Owner David Hinkle reflects, “I bought the shop in 1973 on January 17. It will be 50 years this next January. It was originally located at 112 3rd Street SW near to what was then Leeth Bank and by Penn Hamburgers. I stayed there until the end of December in 1974 and moved here at 121 4th Street SW then. I’ve been here ever since.”
Specializing in shoe, boot and purse repairs, the shop also offers dying and second-to-none shoeshines. Dedicated customers travel from several counties away due to Hinkle’s excellent work and impeccable reputation.
The humble 78-year-old doesn’t see anything special about his skill; rather, he marks it up to the work ethic of doing your job to the best of your ability.
He shares, “Gosh, it’s no real big deal, I guess. I’ve always pretty much worked by myself. I had others working here and there but it just works better this way. We’ve had a lot of ups and downs, but business has been great over the years, and it still is.”

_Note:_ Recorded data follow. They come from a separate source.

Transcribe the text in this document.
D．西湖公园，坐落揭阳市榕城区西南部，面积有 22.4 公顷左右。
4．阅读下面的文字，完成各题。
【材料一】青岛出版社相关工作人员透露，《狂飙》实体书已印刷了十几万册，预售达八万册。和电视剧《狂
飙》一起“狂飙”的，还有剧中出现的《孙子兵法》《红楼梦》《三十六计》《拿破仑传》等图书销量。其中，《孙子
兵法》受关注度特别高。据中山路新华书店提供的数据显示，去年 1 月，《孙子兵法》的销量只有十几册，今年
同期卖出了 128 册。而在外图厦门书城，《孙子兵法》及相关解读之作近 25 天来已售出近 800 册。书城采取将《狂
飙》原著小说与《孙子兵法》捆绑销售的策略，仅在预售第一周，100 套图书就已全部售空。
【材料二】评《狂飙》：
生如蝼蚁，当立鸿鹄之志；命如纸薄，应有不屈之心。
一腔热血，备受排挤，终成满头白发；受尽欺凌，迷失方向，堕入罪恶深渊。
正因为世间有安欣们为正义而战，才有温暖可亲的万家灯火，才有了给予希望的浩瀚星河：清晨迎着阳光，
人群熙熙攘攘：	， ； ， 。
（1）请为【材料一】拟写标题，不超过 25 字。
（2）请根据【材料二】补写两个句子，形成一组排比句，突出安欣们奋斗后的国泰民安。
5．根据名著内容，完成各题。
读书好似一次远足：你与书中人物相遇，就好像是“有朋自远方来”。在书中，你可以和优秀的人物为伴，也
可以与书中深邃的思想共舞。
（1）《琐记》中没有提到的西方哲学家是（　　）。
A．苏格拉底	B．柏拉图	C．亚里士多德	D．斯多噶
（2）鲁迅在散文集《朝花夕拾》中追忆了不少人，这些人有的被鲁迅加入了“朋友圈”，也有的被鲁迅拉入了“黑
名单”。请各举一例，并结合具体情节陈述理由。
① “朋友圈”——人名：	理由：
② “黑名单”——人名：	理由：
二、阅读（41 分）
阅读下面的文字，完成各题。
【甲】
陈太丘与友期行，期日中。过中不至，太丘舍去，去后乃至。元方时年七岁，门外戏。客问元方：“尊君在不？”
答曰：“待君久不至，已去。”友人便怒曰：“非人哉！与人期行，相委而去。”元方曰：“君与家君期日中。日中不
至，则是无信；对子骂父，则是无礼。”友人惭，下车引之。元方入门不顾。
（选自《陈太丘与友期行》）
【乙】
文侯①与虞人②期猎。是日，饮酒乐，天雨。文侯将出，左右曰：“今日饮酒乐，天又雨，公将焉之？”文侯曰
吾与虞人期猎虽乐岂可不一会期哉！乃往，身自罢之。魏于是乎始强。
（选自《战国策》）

In addition to the repair side of the business, Hinkle Shoe Shop is a gathering place for friends to share a tall tale, a tried-and-true joke or just sit a spell. His friends often describe the shop as reminiscent of Floyd’s Barber Shop on “The Andy Griffith Show.”
Born in Cullman County, Hinkle never had a desire to live anywhere else than his cherished hometown.
“I was born and raised in Cullman. I was in the military for two years but, other than that, I’ve been here all my life. We moved around a lot when I was young. We were in Good Hope and White City and all over.
“I went to school at White City after starting out at Bolte then went to Good Hope. I went maybe one year at Cullman High School. I finished the 11th grade and I reckon I thought I was a brain surgeon, and I never went back. Now, that’s rocket scientist material, isn’t it,” he chuckles.
After his semi-feral years as a young man with unsuccessful relationships which he admits “would have worked out fine if the ladies would have had something to work with,” Hinkle can now report that his wife of nearly 50 years says she’s happy to see him when he gets home every day.
The couple appreciate their simple life still using wood in the winter months to provide warmth and usually growing much of their food in the summers.
“We heat with firewood and I’m so thankful that I’m still able to do that. Ordinarily, we have a garden. This is the first year we haven’t had a vegetable garden. We let is pass this year because of our health problems during planting time. We’re fortunate that we’ve got a great family. We all work together but I think they just tolerate me more or less,” he tells with a smile.
Looking forward, Hinkle says he is beginning to think of retiring but he isn’t quite sure just yet. What he does know for certain is “We really don’t know from one day to the next what’s going to happen. I try to live one day at a time anyway. That’s really all we’ve got.”